7. English is widely spoken, especially by younger people in larger towns. However, in more rural areas, some older people didn’t. Happily, Google Translate was enough for us to communicate.

8. It’s essential to do your route planning carefully. Google Maps can sometimes be over-enthusiastic and send you down a track that a mountain goat would avoid. You then need to choose between risking injury or making a detour. Its idea of “mostly flat” can also vary wildly. Better to use it in conjunction with another app like Komoot (see: komoot.com) when looking at profiles.

9. To use the electric hookup in German campgrounds, you must use a special adapter called a Camping Schuko Stecker Kupplung adapter. We didn’t have one, so we had to find other ways to charge our phones/GPS, such as asking other campers in vans, the reception, or the café.

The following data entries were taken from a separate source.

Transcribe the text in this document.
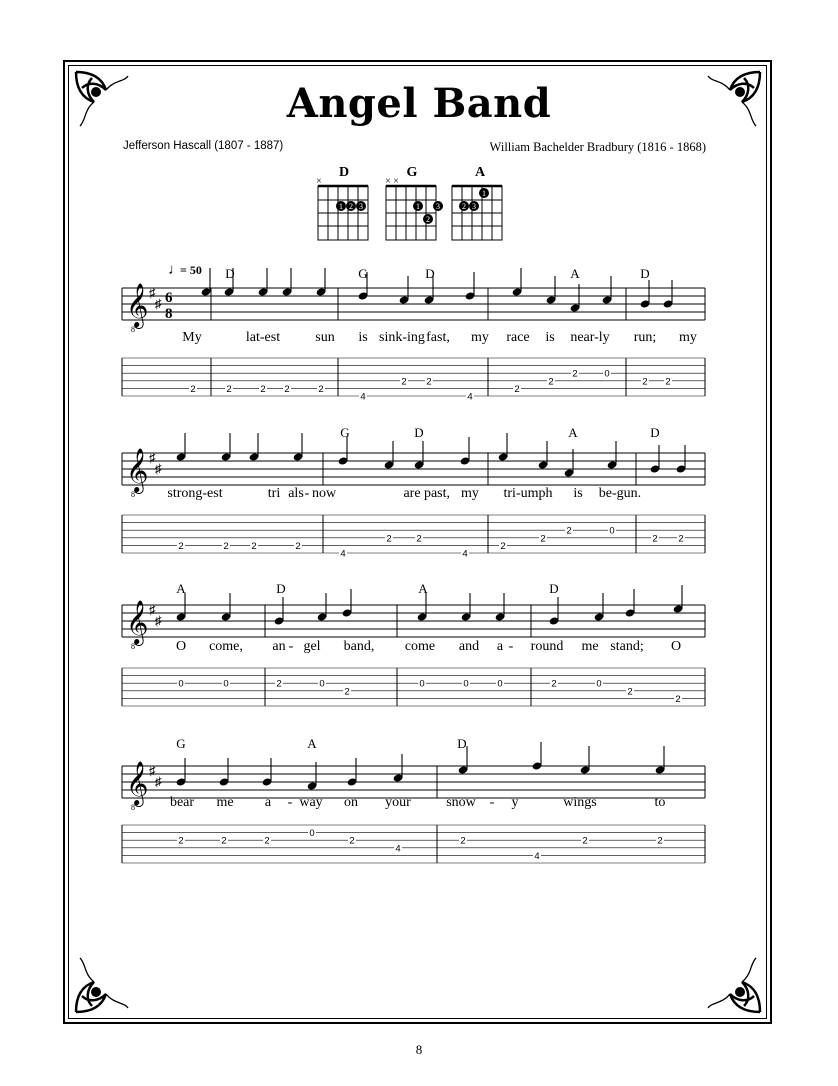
Angel Band
Jefferson Hascall (1807 - 1887)	William Bachelder Bradbury (1816 - 1868)
D
×
1 2 3
G
× ×
1
2
3
A
1
2 3
𝄞
8
♯
♯ 6
8
♩
= 50 D	G	D	A	D
My	lat-est	sun is sink-ing fast, my race is near-ly run; my
2	2	2 2	2
4
2 2
4
2
2
2	0
2 2
𝄞
8
♯
♯
G	D	A	D
strong-est	tri -
als now	are past, my tri-umph is be-gun.
2	2 2	2
4
2	2
4
2
2
2	0
2 2
𝄞
8
♯
♯
A	D	A	D
O come, an - gel band, come and a - round me stand; O
0	0	2	0
2
0	0	0	2	0
2
2
𝄞
8
♯
♯
G	A	D
bear me a - way on your	snow - y	wings	to
2	2	2
0
2
4
2
4
2	2
8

Or, charge it in the bathroom or laundry with all the inherent security risks.

10. Many small businesses in Germany, such as convenience stores, cafés, and restaurants, don’t take international credit or debit cards. It’s even worse in the Netherlands, where some larger supermarkets don’t either. So make sure you have plenty of euros on hand.

11. Regional and intercity trains take bikes, but some high-speed inter-city trains will not or might require reservations weeks ahead of your trip.